I put an asterisk in the title per the board preference, but I have been watching some Gordon Ramsay shows and it seems as if in the UK, people tell each other to “Fuck off” or alternatively “Fuck off out of here” and nobody gets all that upset. Sometimes people laugh afterwards. It seems to everyone (but this American watching) to be a mild jab.
In the United States, that would be a pretty harsh thing to say to someone. It would definitely raise the level of argument, and between two fired up young men might lead to fisticuffs.
It has a very wide range of severity, depending on context. That range certainly encompasses U.S. usage, it can be harsh, but I think in the U.K. the range of meaning probably extends further into the casual/jocular when used among friends.
But in the context that Ramsay uses it, there’s nothing about British usage that makes it any less harsh than the way it sounds to an American ear. He is being a rude aggressive asshole to people. That’s his thing on those shows.
The context changes over time as well. In my 50s childhood you would never see it in print, let alone hear it in movies or broadcasting, even though plenty of WW2 novels of the time made it clear, albeit by euphemism, that it was indeed just punctuation among the soldiery.
If memory serves, it was first heard in broadcasts in the late 60s, and caused no end of a row. It didn’t become routine until much more recently, and it can still be very harsh and aggressive. It hasn’t lost that force in all circumstances in the way some other words are now more or less comic in effect.
There was an incident in 2015 when then-Mayor of London Boris Johnson, cycling on a bike, yelled the phrase at a taxi driver (news story). It was covered in the media, but more as an amusing aside; my impression was not that the UK public got outraged about it the way the American public would have had it been an American politician of similar position.
(Of course, the fact that it was Johnson who did it, whom you sort of expect to do something like that, also played a role.)
There is some dispute about who first used “fuck” as an expletive on British TV, but Kenneth Tynan is usually given the credit. In 1965, he was answering a question about allowing sexual intercourse to be represented on the stage, and replied: *"Well, I think so, certainly. I doubt if there are any rational people to whom the word ‘fuck’ would be particularly diabolical, revolting or totally forbidden.*2
It caused a bit of an uproar at the time, but - once the dam is broken - other people began to use it as an expletive for shock or emphasis. Of course, increasing use reduces the impact, and today we hardly notice when a character in a drama tells someone to “Fuck the hell off”.
We have a watershed at 9 pm, after which more risque scenes and language are permitted, and another at (I think) 11pm after which almost anything goes except actual penetrative sex. I imagine that a Media Studies student might write a thesis on the whole subject of sex on TV: when the first nipple was seen; when the first pubes… etc.
My point is that the sort of language that used to be confined to the military, fishwives and aristocrats, has gradually become commonplace in the UK and the use of all the expletives on TV has dulled sensitivity to the point at which they are hardly noticed. This has led to a search for alternative ways to shock. It’s no longer acceptable to call someone fat, or gay, or any of the perjorative racial descriptions, so they can be and are used (but not on TV).
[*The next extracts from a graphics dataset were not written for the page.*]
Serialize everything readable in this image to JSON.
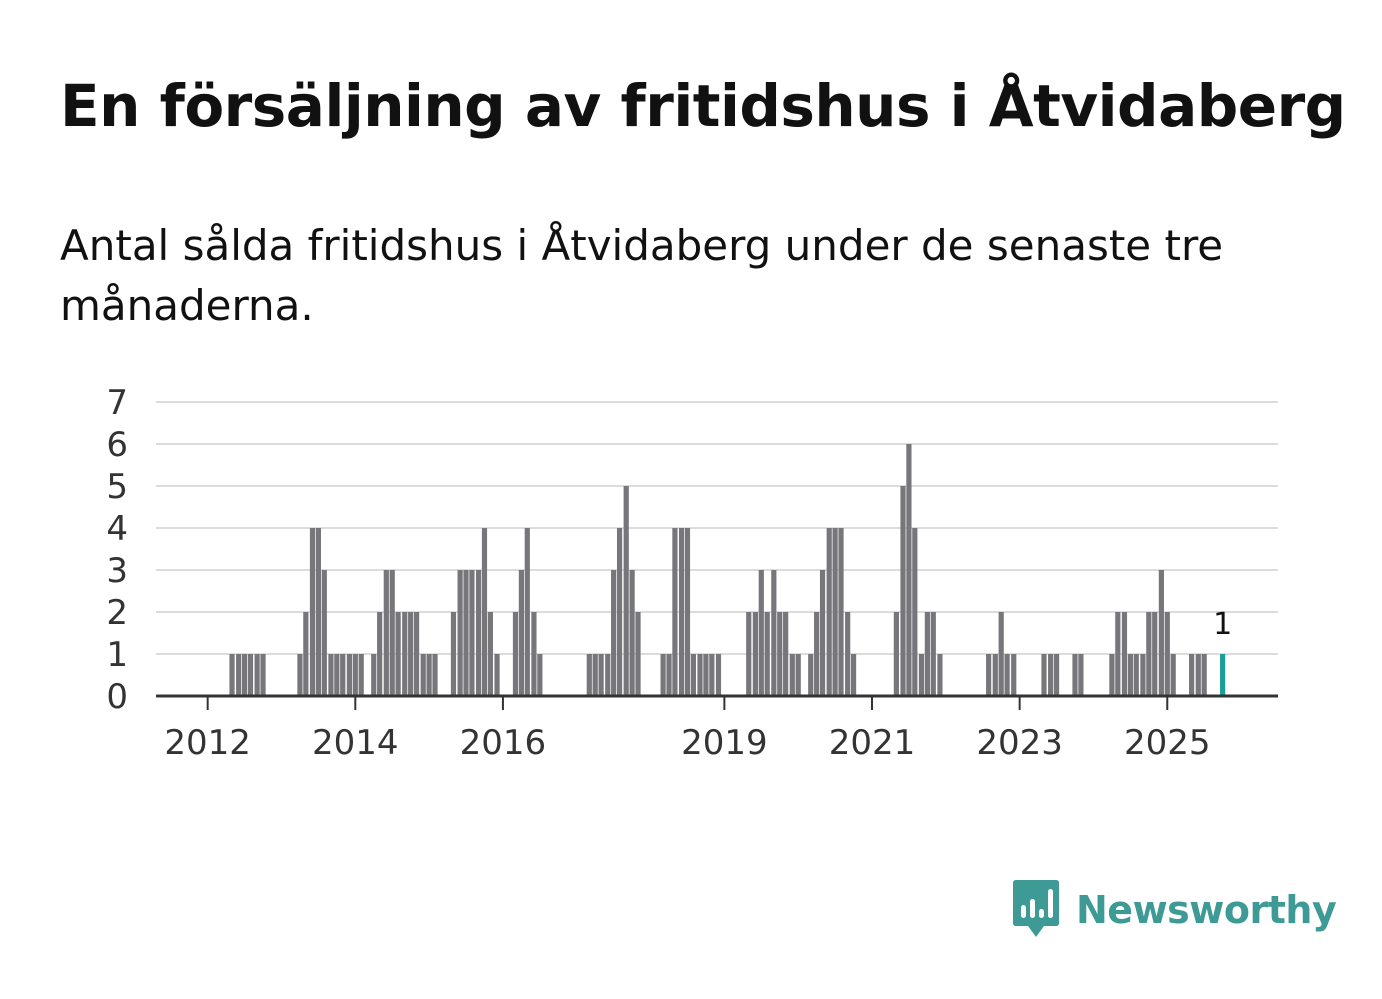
{
  "title": "En försäljning av fritidshus i Åtvidaberg",
  "subtitle": "Antal sålda fritidshus i Åtvidaberg under de senaste tre månaderna.",
  "brand": {
    "name": "Newsworthy",
    "color": "#3d9a95"
  },
  "colors": {
    "bar": "#77767b",
    "highlight": "#1a9e97",
    "grid": "#dcdcdc",
    "axis": "#333333"
  },
  "chart_data": {
    "type": "bar",
    "title": "En försäljning av fritidshus i Åtvidaberg",
    "subtitle": "Antal sålda fritidshus i Åtvidaberg under de senaste tre månaderna.",
    "xlabel": "",
    "ylabel": "",
    "ylim": [
      0,
      7
    ],
    "y_ticks": [
      0,
      1,
      2,
      3,
      4,
      5,
      6,
      7
    ],
    "x_ticks": [
      {
        "label": "2012",
        "x": 2012
      },
      {
        "label": "2014",
        "x": 2014
      },
      {
        "label": "2016",
        "x": 2016
      },
      {
        "label": "2019",
        "x": 2019
      },
      {
        "label": "2021",
        "x": 2021
      },
      {
        "label": "2023",
        "x": 2023
      },
      {
        "label": "2025",
        "x": 2025
      }
    ],
    "x_range": [
      2011.3,
      2026.5
    ],
    "series": [
      {
        "name": "Antal sålda fritidshus",
        "x": [
          2012.33,
          2012.42,
          2012.5,
          2012.58,
          2012.67,
          2012.75,
          2013.25,
          2013.33,
          2013.42,
          2013.5,
          2013.58,
          2013.67,
          2013.75,
          2013.83,
          2013.92,
          2014.0,
          2014.08,
          2014.25,
          2014.33,
          2014.42,
          2014.5,
          2014.58,
          2014.67,
          2014.75,
          2014.83,
          2014.92,
          2015.0,
          2015.08,
          2015.33,
          2015.42,
          2015.5,
          2015.58,
          2015.67,
          2015.75,
          2015.83,
          2015.92,
          2016.17,
          2016.25,
          2016.33,
          2016.42,
          2016.5,
          2017.17,
          2017.25,
          2017.33,
          2017.42,
          2017.5,
          2017.58,
          2017.67,
          2017.75,
          2017.83,
          2018.17,
          2018.25,
          2018.33,
          2018.42,
          2018.5,
          2018.58,
          2018.67,
          2018.75,
          2018.83,
          2018.92,
          2019.33,
          2019.42,
          2019.5,
          2019.58,
          2019.67,
          2019.75,
          2019.83,
          2019.92,
          2020.0,
          2020.17,
          2020.25,
          2020.33,
          2020.42,
          2020.5,
          2020.58,
          2020.67,
          2020.75,
          2021.33,
          2021.42,
          2021.5,
          2021.58,
          2021.67,
          2021.75,
          2021.83,
          2021.92,
          2022.58,
          2022.67,
          2022.75,
          2022.83,
          2022.92,
          2023.33,
          2023.42,
          2023.5,
          2023.75,
          2023.83,
          2024.25,
          2024.33,
          2024.42,
          2024.5,
          2024.58,
          2024.67,
          2024.75,
          2024.83,
          2024.92,
          2025.0,
          2025.08,
          2025.33,
          2025.42,
          2025.5,
          2025.75
        ],
        "values": [
          1,
          1,
          1,
          1,
          1,
          1,
          1,
          2,
          4,
          4,
          3,
          1,
          1,
          1,
          1,
          1,
          1,
          1,
          2,
          3,
          3,
          2,
          2,
          2,
          2,
          1,
          1,
          1,
          2,
          3,
          3,
          3,
          3,
          4,
          2,
          1,
          2,
          3,
          4,
          2,
          1,
          1,
          1,
          1,
          1,
          3,
          4,
          5,
          3,
          2,
          1,
          1,
          4,
          4,
          4,
          1,
          1,
          1,
          1,
          1,
          2,
          2,
          3,
          2,
          3,
          2,
          2,
          1,
          1,
          1,
          2,
          3,
          4,
          4,
          4,
          2,
          1,
          2,
          5,
          6,
          4,
          1,
          2,
          2,
          1,
          1,
          1,
          2,
          1,
          1,
          1,
          1,
          1,
          1,
          1,
          1,
          2,
          2,
          1,
          1,
          1,
          2,
          2,
          3,
          2,
          1,
          1,
          1,
          1,
          1
        ]
      }
    ],
    "highlight": {
      "x": 2025.75,
      "value": 1,
      "label": "1"
    }
  }
}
I had the distinct impression at one time (about 15 years ago) that it was written into Judi Dench’s contracts that she should say “Fuck” once (but only once) in any movie.
I remember back when Zsa Zsa Gabor was the rage, there was an interview about the time she got pulled over. She was asked why she drove away from a traffic stop. She said her and the cop and some words and he told her to ‘fuck off’. She said that in her country (Hungary, not the UK, but still Europe) ‘fuck off’ doesn’t mean quite the same thing as it does here. Where she’s from, if you tell someone to fuck off, you’re telling them to leave. IIRC, that was part of her defense for why she drove away and again IIRC, I think it helped her case.
I’m Norwegian, so my experience is only slightly relevant, but is there an aspect here of there being more of an expectance in the US to keep bad language out of media?
I’m also puzzled by the excessive use of both “cunt” and “twat” in the UK. Both words seem to apply to either sex, and are hurled with impunity, if British sitcoms are to be believed.
Dude, I’d say that jokingly to my friends. As with almost everything, it depends on the context. It sounds like no one in the show is taken it seriously because it isn’t said with malicious intent. In the US it only leads to fights if a fight was already about to happen…
In this video, this English dad loses his shit at his son for walking in on him during an interview, repeatedly screaming at him to fuck off.
I was more than a little aghast at that. I mean, obviously the son was an older teen/young adult and not, you know, a child. But still, from where I sit his reaction seemed rather verbally abusive.
Is this just par for the course in British parenting?